Der Verteidiger muss die angemessene Gebühr im Einzelfall innerhalb des Gebührenrahmens bestimmen. Dabei aller Umstände des Einzelfalls nach billigem Ermessen zu berücksichtigen. Dabei wird ihm allgemeinen ein Rahmen zugestanden, innerhalb dessen seine Entscheidung nicht überprüfbar ist, es sei denn die bestimmte Gebühr ist unbillig.
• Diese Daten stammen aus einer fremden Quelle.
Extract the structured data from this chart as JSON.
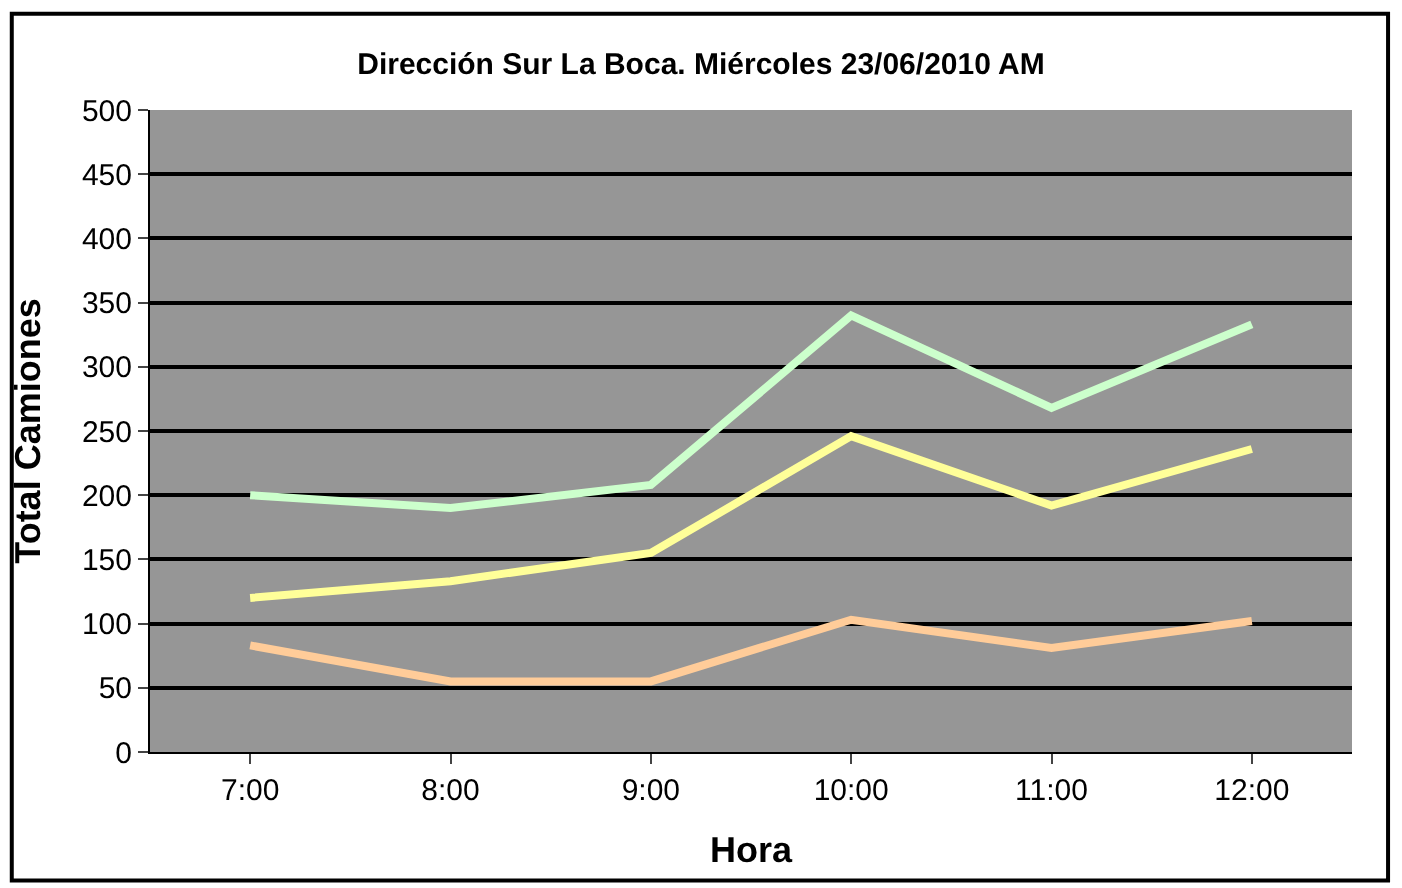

Im Rahmen der Geltung der BRAGO wurde in der Regel gegenüber einem ersatzpflichtigen Dritten davon ausgegangen, dass die von dem Rechtsanwalt im Rahmen seines Ermessens in Ansatz gebrachte Gebühr auch dann nicht unbillig ist, wenn sie von der als angemessen anzusehenden Gebühr innerhalb einer Toleranzgrenze von bis zu 20% abweicht: Inzwischen mehren sich die Stimmen, die unter der Geltung des RVG aufgrund des weiteren Rahmens, den das RVG dem Rechtsanwalt eröffnet, dass für das RVG eine Toleranz von bis zu 30 % nicht als ermessensfehlerhaft anzusehen ist (Hansens/Braun/Schneider, Praxis des Vergütungsrechts, Teil 1, Rn. 207 m.w.N.; N.Schneider/AnwKomm, RVG, 3. Aufl., § 14 Rn. 76). A.A. ist hier allerdings noch die Rechtsprechung (KG AGS 2006, 73; LG Saarbrücken AGS 2005, 245; AG Kelheim RVGreport 2005, 62; AG Aachen RVGreport 2005, 60 = AGS 2005, 107).